In the video, made just two years ago, Neumann speaks of scorning materialism and egocentrism. But he and his wife Rebekah along with their five children live in five houses. He spent $60 million last year on a Gulfstream jet, drives a $100,000 Maybach, and luxuriated in an office spa with an ice bath, the Wall Street Journal has reported.
Neumann tells his classmates of a business he formed in the pre-WeWork days called Krawlers. The main product was infant pajamas with padded knees to protect them as they crawled. He worked at it for five years. But it was a “tremendous failure,” he said — he was selling $2 million a year in pajamas at the peak, but burning through $3 million.
Last year, WeWork lost more than $1.6 billion. In 2017, it was $890 million, and the prior year $429 million. The losses continue this year — for the first two quarters, WeWork’s operating losses were $1.37 billion.
Documents released by WeWork ahead of the IPO revealed other troubling data about both the company and Neumann’s lifestyle. On Tuesday, Neumann, reportedly under tremendous pressure from his old friend Masayoshi Son, stepped down as CEO.
“The recent performance of unicorns that went into the glare of the public market raises questions whether private investors have gotten valuations completely wrong,” said Gordon.
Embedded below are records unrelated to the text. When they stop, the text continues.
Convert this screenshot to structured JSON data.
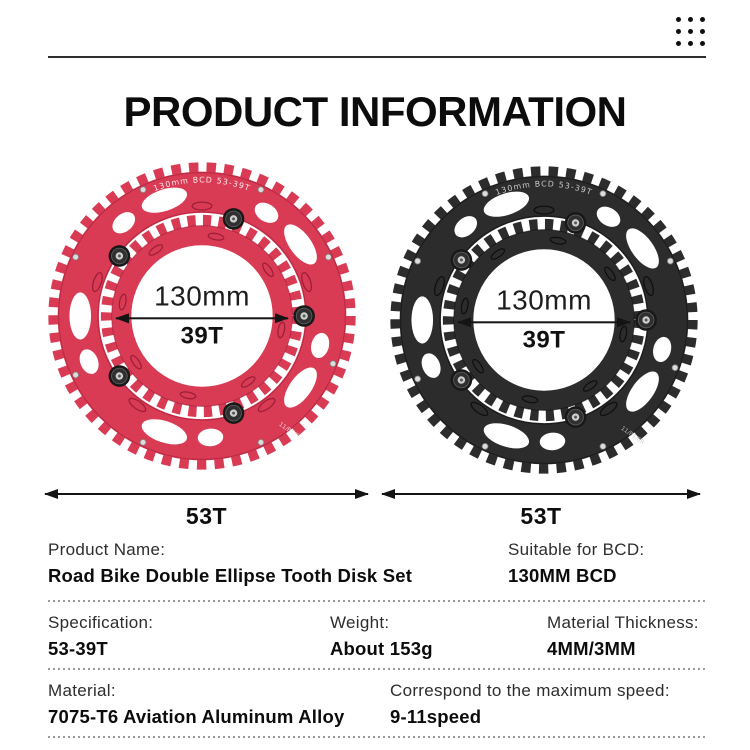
{
  "title": "PRODUCT INFORMATION",
  "icons": {
    "top_right": "grid-dots-icon"
  },
  "rings": [
    {
      "name": "red chainring",
      "engraving": "130mm BCD 53-39T",
      "serial": "11/B1/6R",
      "bcd_label": "130mm",
      "inner_teeth": "39T",
      "outer_teeth": "53T",
      "color": "#d93a54",
      "color_dark": "#971c34",
      "engrave_color": "#ffe9ec"
    },
    {
      "name": "black chainring",
      "engraving": "130mm BCD 53-39T",
      "serial": "11/B1/6R",
      "bcd_label": "130mm",
      "inner_teeth": "39T",
      "outer_teeth": "53T",
      "color": "#2c2c2c",
      "color_dark": "#0c0c0c",
      "engrave_color": "#c9c9c9"
    }
  ],
  "specs": {
    "product_name": {
      "label": "Product Name:",
      "value": "Road Bike Double Ellipse Tooth Disk Set"
    },
    "bcd": {
      "label": "Suitable for BCD:",
      "value": "130MM BCD"
    },
    "specification": {
      "label": "Specification:",
      "value": "53-39T"
    },
    "weight": {
      "label": "Weight:",
      "value": "About 153g"
    },
    "thickness": {
      "label": "Material Thickness:",
      "value": "4MM/3MM"
    },
    "material": {
      "label": "Material:",
      "value": "7075-T6 Aviation Aluminum Alloy"
    },
    "speed": {
      "label": "Correspond to the maximum speed:",
      "value": "9-11speed"
    }
  }
}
A number of observers blame not only investors like Son, but investment banks like JPMorgan, Goldman Sachs, and Morgan Stanley, the latter for stroking Neumann’s ego with forecasts of a $100 billion IPO valuation.
The same might be said of the other Daredevils. I saw this game in Russia years ago, involving the same banks and others: lined up, smiles of fellowship and admiration on their faces in pursuit of the riches in fees that could be bestowed only by Vladimir Putin, the deals often corrupt and sometimes involving the validation of theft. Banking, at this level, is a dirty game.
Ultimately, everyone is responsible — the Daredevils themselves, but also the investors, and the banks. “Everybody is driving at some monopolistic, crush-the-opposition, win-the space outcome, knowing how Darwinian it is,” says Stamp. “We’re all looking for our payday. You don’t have to look much further than incentives.”